We feel fortunate, that so far, we look like leaving Creechurch with all of our fingers intact. No mean feat in a life lived between one slamming door and another.  Because  as I said, of course, the doorstoppers only half work. But then there is a lot of that around here.
I have pondered during my time here, what it is that makes Australia work as well as it does by comparison. Is it the fact that people are paid a basic wage on which they can live instead of merely survive? Or is it because in Australia it is not only accepted that you will think for yourself, it is expected? Or are people trained better? Or is it the sunshine? All reasonable questions.
It is rare to find people here who not only seem to be enjoying what they are doing,  let’s not go into ‘knowing what they are doing,’ but more importantly, are interested in you as a customer.
As a taxi driver said to me yesterday: “People here are not paid enough to care. Why should you put yourself out when there is nothing to be gained.”
One could answer that satisfaction in the job is a gain, but then we all wish to feel that we are respected by others and we all wish to feel that we respect ourselves and in a largely material world, the amount in the pay packet at the end of the week goes a long way toward providing a measure of that respect.
As someone once said, ‘If you pay peanuts then you get monkeys!’ There are a lot of monkeys in this town. There is also a lot of inverted snobbery, not only in this town, but in the UK as a whole one suspects.
The class system is alive and well in Britain and it is enshrined in language…. Or to be specific, accent.
When you open your mouth in the UK you are immediately ‘placed.’ It is a categorization that is as final and as limiting as the caste system in India. As much as anything, because, like the caste system, people limit themselves  through the beliefs that they hold.
There may well be snobbery at work but inverted snobbery tends to have more power because it comes from within, and often is unconscious. One cockney taxi driver (and yes, I do know how the Tube works)  told me he believed he could never make it in the ‘City’ because he would never be accepted . He admits, that anyone with a ‘posh’ accent, is taken by him to be educated.
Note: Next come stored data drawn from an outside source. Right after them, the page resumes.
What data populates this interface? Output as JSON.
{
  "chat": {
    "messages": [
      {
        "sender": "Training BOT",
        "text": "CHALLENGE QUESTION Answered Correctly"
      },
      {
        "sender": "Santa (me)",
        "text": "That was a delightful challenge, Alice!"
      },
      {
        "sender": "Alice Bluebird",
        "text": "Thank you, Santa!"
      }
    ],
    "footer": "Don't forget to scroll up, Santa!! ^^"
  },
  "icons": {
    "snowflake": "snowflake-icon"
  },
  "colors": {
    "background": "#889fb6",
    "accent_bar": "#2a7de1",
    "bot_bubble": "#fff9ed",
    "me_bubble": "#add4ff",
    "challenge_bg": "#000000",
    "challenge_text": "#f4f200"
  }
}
It is not, of course, a given in reality, but it is a given in perception that limits people here.
The inverted snobbery also prevents people from  attempting to change how they speak, even should they decide it could be improved.  It  becomes a matter of ‘pride’ to speak as one does, despite that fact that many of the accents, cum dialects, represent  what amounts to a mauling of the English language . There are times when even watching the news becomes a challenge that sub-titles could fix in an instant.
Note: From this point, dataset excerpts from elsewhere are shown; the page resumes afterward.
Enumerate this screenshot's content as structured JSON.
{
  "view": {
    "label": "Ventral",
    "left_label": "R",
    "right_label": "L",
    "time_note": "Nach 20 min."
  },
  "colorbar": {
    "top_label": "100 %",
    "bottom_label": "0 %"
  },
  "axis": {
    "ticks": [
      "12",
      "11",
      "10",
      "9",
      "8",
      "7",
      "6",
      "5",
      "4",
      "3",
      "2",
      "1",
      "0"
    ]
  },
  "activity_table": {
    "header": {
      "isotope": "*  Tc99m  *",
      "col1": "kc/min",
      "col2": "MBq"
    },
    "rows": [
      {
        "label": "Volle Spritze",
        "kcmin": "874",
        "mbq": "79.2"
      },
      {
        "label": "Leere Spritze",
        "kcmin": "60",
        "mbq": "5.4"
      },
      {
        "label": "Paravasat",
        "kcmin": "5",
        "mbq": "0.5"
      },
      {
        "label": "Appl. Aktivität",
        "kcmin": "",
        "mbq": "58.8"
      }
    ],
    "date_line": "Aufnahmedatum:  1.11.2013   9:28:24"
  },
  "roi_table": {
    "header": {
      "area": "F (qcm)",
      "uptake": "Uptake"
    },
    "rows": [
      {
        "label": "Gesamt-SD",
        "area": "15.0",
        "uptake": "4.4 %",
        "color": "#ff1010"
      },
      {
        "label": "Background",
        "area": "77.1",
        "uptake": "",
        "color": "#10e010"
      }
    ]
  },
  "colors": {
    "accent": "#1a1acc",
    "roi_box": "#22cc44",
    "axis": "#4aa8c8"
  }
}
A New Zealand friend, working as an optician in south London says she has  been chastised because of her accent, for ‘gittin above erself.’  Her pleas that she was a Kiwi and this was just the way she spoke fell on deaf ears, and she was ultimately forced to ‘git erself sor….ed’ in order to communicate.
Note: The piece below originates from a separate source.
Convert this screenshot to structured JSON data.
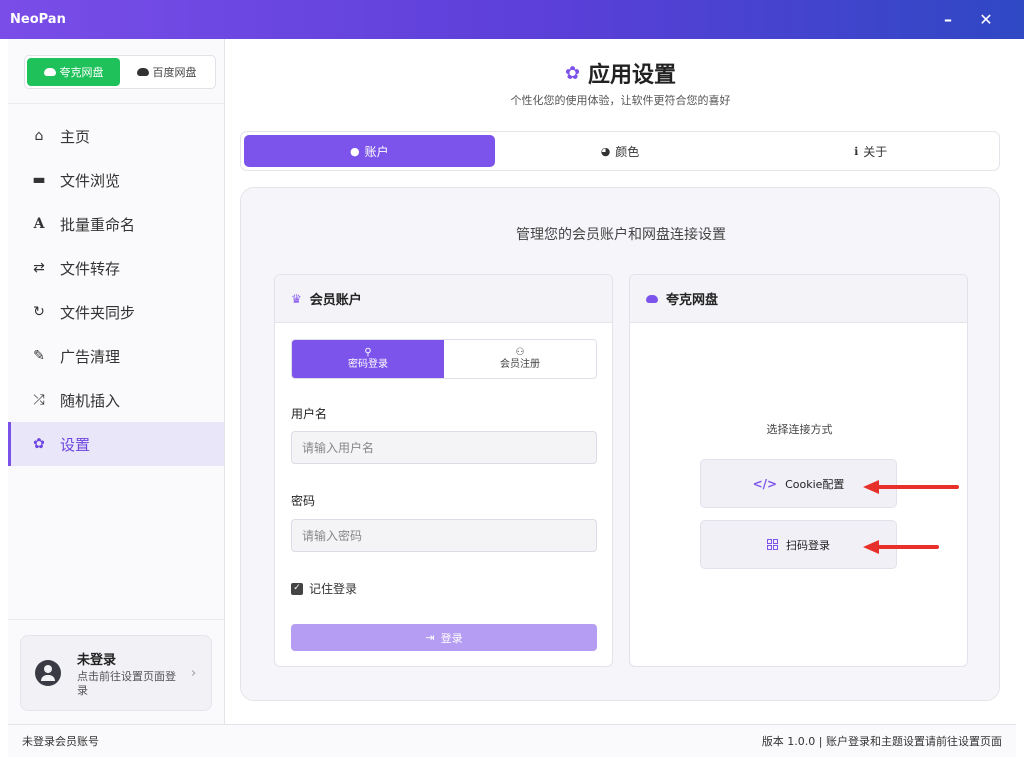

Political correctedness at work in the UK in recent decades  saw an end to the old ‘benchmark’ of  a generalized BBC accent and has meant that accents and dialects have become even stronger. And more common. The word ‘common’ being used in the dual sense! No doubt there will come a time when all UK television programmes and films are sub-titled, not only for foreigners but for the  increasingly diverse British population as a whole.
But more than anything, one has a sense that Britain maintains the rigidity of its class system through language in the same way that India maintains the caste system through religion. Neither are positives I suspect in terms of productivity or progress.